Kossie “K” Gardner Sr. is being honored by the designation of Metro Nashville’s ‘pocket park’ at 1606 Jefferson Street. The park is being developed across the street from the K. Gardner Building, which housed the K. Gardner Funeral Home for decades. Gardner has been recognized as a ‘Renaissance Man’ for his numerous successful business endeavors and his rise as a self-made man from a farm to a financial powerhouse.
A Dedication and Naming event Thursday, January 9 featured speeches and the unveiling of a sign designating the park “Kossie Gardner Sr.
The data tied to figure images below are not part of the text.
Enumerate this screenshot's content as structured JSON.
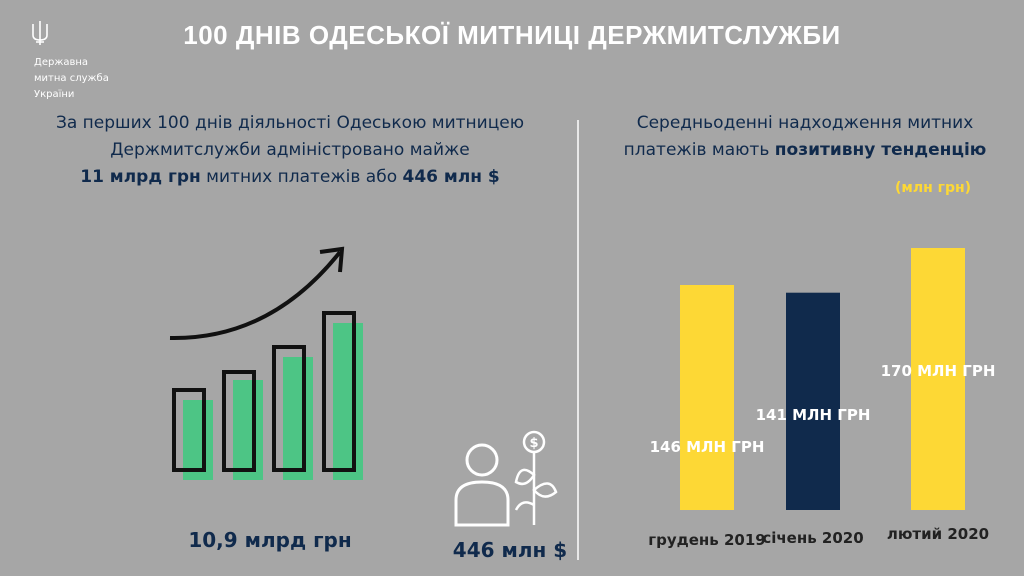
{
  "header": {
    "title": "100 ДНІВ ОДЕСЬКОЇ МИТНИЦІ ДЕРЖМИТСЛУЖБИ",
    "org_lines": [
      "Державна",
      "митна служба",
      "України"
    ],
    "logo_icon": "trident-icon"
  },
  "left": {
    "line1": "За перших 100 днів діяльності Одеською митницею",
    "line2": "Держмитслужби адміністровано майже",
    "highlight1": "11 млрд грн",
    "mid": " митних платежів або ",
    "highlight2": "446 млн $",
    "total_uah": "10,9 млрд грн",
    "total_usd": "446 млн $",
    "growth_icon": "growth-bars-icon",
    "person_icon": "person-money-plant-icon"
  },
  "right": {
    "line1": "Середньоденні надходження митних",
    "line2_prefix": "платежів мають ",
    "line2_bold": "позитивну тенденцію",
    "unit": "(млн грн)"
  },
  "colors": {
    "background": "#a6a6a6",
    "navy": "#102a4c",
    "yellow": "#fdd835",
    "green": "#4dc585"
  },
  "chart_data": {
    "type": "bar",
    "categories": [
      "грудень 2019",
      "січень 2020",
      "лютий 2020"
    ],
    "values": [
      146,
      141,
      170
    ],
    "value_labels": [
      "146 МЛН ГРН",
      "141 МЛН ГРН",
      "170 МЛН ГРН"
    ],
    "colors": [
      "#fdd835",
      "#102a4c",
      "#fdd835"
    ],
    "ylabel": "(млн грн)",
    "grid": false,
    "legend": "none"
  }
}
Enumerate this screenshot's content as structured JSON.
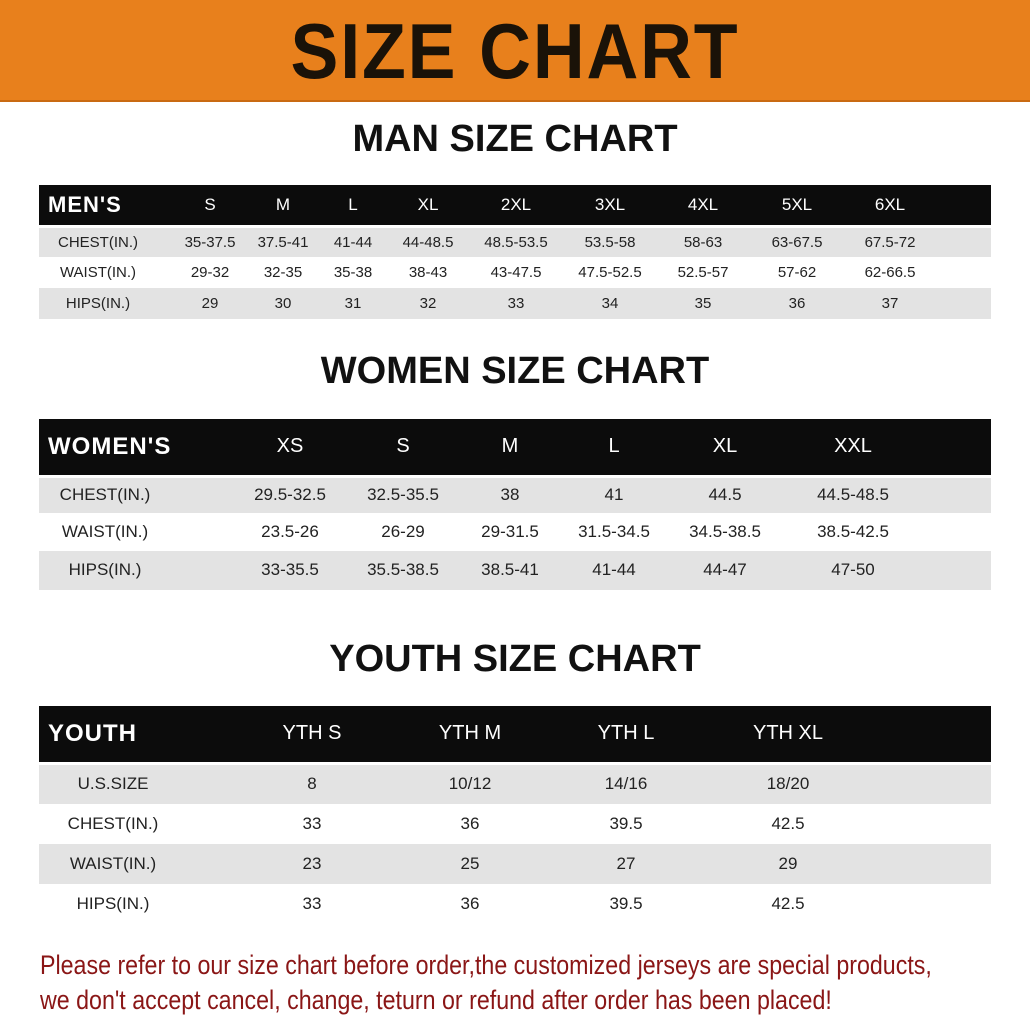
{
  "title": "SIZE CHART",
  "men": {
    "title": "MAN SIZE CHART",
    "header_label": "MEN'S",
    "sizes": [
      "S",
      "M",
      "L",
      "XL",
      "2XL",
      "3XL",
      "4XL",
      "5XL",
      "6XL"
    ],
    "rows": [
      {
        "label": "CHEST(IN.)",
        "values": [
          "35-37.5",
          "37.5-41",
          "41-44",
          "44-48.5",
          "48.5-53.5",
          "53.5-58",
          "58-63",
          "63-67.5",
          "67.5-72"
        ]
      },
      {
        "label": "WAIST(IN.)",
        "values": [
          "29-32",
          "32-35",
          "35-38",
          "38-43",
          "43-47.5",
          "47.5-52.5",
          "52.5-57",
          "57-62",
          "62-66.5"
        ]
      },
      {
        "label": "HIPS(IN.)",
        "values": [
          "29",
          "30",
          "31",
          "32",
          "33",
          "34",
          "35",
          "36",
          "37"
        ]
      }
    ]
  },
  "women": {
    "title": "WOMEN SIZE CHART",
    "header_label": "WOMEN'S",
    "sizes": [
      "XS",
      "S",
      "M",
      "L",
      "XL",
      "XXL"
    ],
    "rows": [
      {
        "label": "CHEST(IN.)",
        "values": [
          "29.5-32.5",
          "32.5-35.5",
          "38",
          "41",
          "44.5",
          "44.5-48.5"
        ]
      },
      {
        "label": "WAIST(IN.)",
        "values": [
          "23.5-26",
          "26-29",
          "29-31.5",
          "31.5-34.5",
          "34.5-38.5",
          "38.5-42.5"
        ]
      },
      {
        "label": "HIPS(IN.)",
        "values": [
          "33-35.5",
          "35.5-38.5",
          "38.5-41",
          "41-44",
          "44-47",
          "47-50"
        ]
      }
    ]
  },
  "youth": {
    "title": "YOUTH SIZE CHART",
    "header_label": "YOUTH",
    "sizes": [
      "YTH S",
      "YTH M",
      "YTH L",
      "YTH XL"
    ],
    "rows": [
      {
        "label": "U.S.SIZE",
        "values": [
          "8",
          "10/12",
          "14/16",
          "18/20"
        ]
      },
      {
        "label": "CHEST(IN.)",
        "values": [
          "33",
          "36",
          "39.5",
          "42.5"
        ]
      },
      {
        "label": "WAIST(IN.)",
        "values": [
          "23",
          "25",
          "27",
          "29"
        ]
      },
      {
        "label": "HIPS(IN.)",
        "values": [
          "33",
          "36",
          "39.5",
          "42.5"
        ]
      }
    ]
  },
  "footer": {
    "line1": "Please refer to our size chart before order,the customized jerseys are special products,",
    "line2": "we don't accept cancel, change, teturn or refund after order has been placed!"
  },
  "colors": {
    "banner": "#e8801c",
    "header": "#0c0c0c",
    "stripe": "#e3e3e3",
    "footer_text": "#8a1616"
  }
}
Park.” In the crowd were hundreds of well-wishers and dozens of elected officials and community leaders, as well as several of Gardner’s relatives and descendants including a few grand-children.
“Nashville Metro Parks honored my grandfather’s legacy by naming one of their new parks after him,” said Kossie Gardner, III, an occasional contributor to the PRIDE and proud Fisk University alumnus, after the event. “I’ve never been more proud to carry his name… thank you to all my friends and family that came out to support.” During the event, comments by his sister Keisha Gardner Beard, Gardner Sr.’s grand-daughter were heartfelt and personal.
A flyer for the event had stated as follows: Kossie “K” Gardner Sr. (1897-1990). Kossie Gardner Senior was born in Pulaski, Tennessee as Carthagerius Cosby. His name was changed when he was signed over to as an indentured apprentice to Daniel and Ella Gardner. According to the city’s daily paper, “Gardner was a true portrait of a self-made man with little formal schooling who emerged from being farmer, Pullman porter, and an undertaker to become one of the area’s most revered community leaders.”
The paper went on to state, “Gardner operated schools of trade in various occupations, had a dairy farm of over 89 acres, a construction company, was instrumental in the formation of the (Gardner) Gold Coast subdivision plus many other business and community ventures. He will be remembered for the Tasty Grill in downtown Nashville, the black Masonic building on Fourth Avenue North, Hills of Calvary Cemetary and his live radio program on WNAH for almost 15 years.
“Mr. Gardner is credited with operating the first motorized ambulance service in the city and owning a successful funeral home business on Jefferson Street for more than 70 years. Formerly Jefferson Street Pocket Park, 1606 Jefferson Street, Nashville TN 37208.”
“This park is a true collaborative effort with input and involvement from several Metro departments,” said Metro Parks Director Monique Odum. “It is our hope and our vision that this park will become a civic space where Nashvillians can engage history, culture and community – a space that will feature a plaza, a mural wall and play equipment. A space that will accommodate events, music, and other outdoor activities – a space that will be just as vibrant as Jefferson Street was in the 30s and 40s.”
She thanked the Metro Arts Commission, Nashville Civic Design Center, Metro Historical Commission, Fisk University and Tennessee State University, Metro Parks Planning & Facilities Development staff, Metro Water Services and Metropolitan Development and Housing Agency (MDHA). Rick Switt gave comments from Metro Water Services as did Jamie Berry, Director of Communications, from MDHA. Brenda Haywood, Deputy Mayor of Community Engagement spoke.